Can You Put My Hair In A Ponytail?

How are my lovely readers?  Are you still even out there?  

I've been a bad blogger, a very bad blogger.  I will openly and unabashedly blame pregnancy and then motherhood.

To bring you up to speed I have a lovely, cuddly, adorable six month old baby girl.  Who fills my heart and life with so much joy it is truly unspeakable.  I love being a mommy.  

I will tell you that the season of being pregnant for me was a difficult one.  I wasn't one of those women who glowed and loved being pregnant.  I was one of those women who threw up in her trash can at work, ate tums by the bowl full and was so swollen that by the end of my pregnancy only flip flops would do.  

I was also a very impatient pregnant person.  I wanted the weeks to speed along and sadly they creeped along.  And each week brought on a new ailment I wasn't prepared for.  The heartburn and vomiting seemed cruel and unusual enough until I started swelling.  My lips were so swollen at one point that a man I work with asked me if I had gotten lip injections?!  Um no sir I'm just hugely pregnant.  

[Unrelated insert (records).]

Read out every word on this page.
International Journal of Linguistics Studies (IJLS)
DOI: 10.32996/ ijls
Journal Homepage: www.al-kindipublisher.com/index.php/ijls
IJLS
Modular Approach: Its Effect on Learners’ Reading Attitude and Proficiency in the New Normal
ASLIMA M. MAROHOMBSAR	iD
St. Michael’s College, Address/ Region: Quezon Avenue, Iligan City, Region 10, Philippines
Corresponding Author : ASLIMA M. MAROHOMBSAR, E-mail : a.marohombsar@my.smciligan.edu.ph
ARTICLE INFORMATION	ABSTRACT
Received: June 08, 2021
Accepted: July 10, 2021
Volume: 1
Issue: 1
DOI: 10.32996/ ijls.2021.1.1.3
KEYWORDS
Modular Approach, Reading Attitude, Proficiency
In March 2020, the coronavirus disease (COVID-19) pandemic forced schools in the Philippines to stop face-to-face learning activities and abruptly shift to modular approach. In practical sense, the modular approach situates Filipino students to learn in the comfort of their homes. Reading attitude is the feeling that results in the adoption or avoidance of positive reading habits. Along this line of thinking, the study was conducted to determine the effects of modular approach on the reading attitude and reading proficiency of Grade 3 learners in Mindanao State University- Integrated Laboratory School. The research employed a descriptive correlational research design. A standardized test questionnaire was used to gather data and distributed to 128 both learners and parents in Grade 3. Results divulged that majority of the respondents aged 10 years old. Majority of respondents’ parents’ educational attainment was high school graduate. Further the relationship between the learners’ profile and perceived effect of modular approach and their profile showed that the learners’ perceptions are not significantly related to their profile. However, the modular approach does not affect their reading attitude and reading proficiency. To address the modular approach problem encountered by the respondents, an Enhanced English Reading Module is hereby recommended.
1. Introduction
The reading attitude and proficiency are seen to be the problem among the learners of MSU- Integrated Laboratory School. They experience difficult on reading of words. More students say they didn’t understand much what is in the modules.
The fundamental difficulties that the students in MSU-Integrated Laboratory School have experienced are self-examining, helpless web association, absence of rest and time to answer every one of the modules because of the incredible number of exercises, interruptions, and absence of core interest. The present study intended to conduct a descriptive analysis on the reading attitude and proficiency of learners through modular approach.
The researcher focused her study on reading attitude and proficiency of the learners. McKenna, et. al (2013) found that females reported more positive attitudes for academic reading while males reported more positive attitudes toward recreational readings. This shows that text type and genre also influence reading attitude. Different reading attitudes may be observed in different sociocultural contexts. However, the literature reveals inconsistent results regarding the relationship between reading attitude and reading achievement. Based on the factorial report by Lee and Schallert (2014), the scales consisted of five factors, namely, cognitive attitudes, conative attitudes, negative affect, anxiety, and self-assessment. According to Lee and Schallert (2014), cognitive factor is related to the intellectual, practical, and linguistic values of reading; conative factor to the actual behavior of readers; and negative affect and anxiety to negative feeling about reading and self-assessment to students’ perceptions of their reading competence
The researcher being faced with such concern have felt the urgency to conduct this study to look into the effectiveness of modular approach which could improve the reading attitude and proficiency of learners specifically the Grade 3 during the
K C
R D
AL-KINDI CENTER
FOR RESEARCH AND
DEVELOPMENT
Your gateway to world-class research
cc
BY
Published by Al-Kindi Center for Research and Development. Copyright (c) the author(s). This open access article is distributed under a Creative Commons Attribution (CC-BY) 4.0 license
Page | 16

In the last weeks of my pregnancy I opted to work from home for a multitude of reasons but most notably my fear that my water would break at the office.  So I spent the last weeks of pregnancy in our little townhouse.  Laying out on our back deck because as I told the hubs "if you can't tone it, tan it", eating blizzards from dairy queen and sleeping in the nursery.  

I put my old double bed that I've had since college in the nursery and in the last few weeks of being pregnant it was my safe haven.  It was dark and cool and I could finally relax.  I would wear on old t-shirt of the hubs and lay there watching tv until very late because sleep alluded me.  But I felt calm and safe there.  

One Friday night while eating pizza and watching say yes to the dress my contractions started.  I called my cousin who I call for every ailment or question and just by hearing my voice she knew I was in labor.   Matt drove to the hospital at warp speed and every time I had a contraction I felt the car go faster.  

I will save you the ugly details but I labored for 24 hours and at 9 cm baby girl stopped.  We tried oxygen and pitocin but nothing worked.  I had this suspicion all along that they would have to go get her.  And knowing her now she was never going to come on her own.  

After my c-section and seeing my family I slept like the dead.  The next morning my mother and sister came to my room.  I was so weak and in so much pain but seeing them gave me strength.  Like only they can do they coaxed me into the shower.  My sister being who she is, literally stood in the shower with me, and when I began to shake and could no longer stand she held me and toweled me off.  

I then sat on my hospital bed violently shaking and unable to help myself.  I have never felt more scared.  For a type A, control freak like myself I didn't know what to do.  I'm awful at accepting help but in that moment I had no choice.  So when my mom and sister had dressed me.  I looked at my mother with tears in my eyes and said "can you put my hair in a ponytail?"  She said of course and got right to it.

It may seem silly and it seems silly even writing it now but that was exactly what I needed.  I needed someone to take care of me to let me know that it was going to be ok and to fix my hair and they were there.  

This season (as you will soon find out) has been a period of self discovery for me.  A period of accepting helping, letting things go, finding my voice as a mother, working hard to be a great wife, a great worker and a great mother and failing miserably at one or the other.  It's been a time of great amounts of laundry, dishes, diaper changing and bottle washing.  But it has also been a season of acceptance, patience, love, joy and putting my hair in a ponytail and moving on.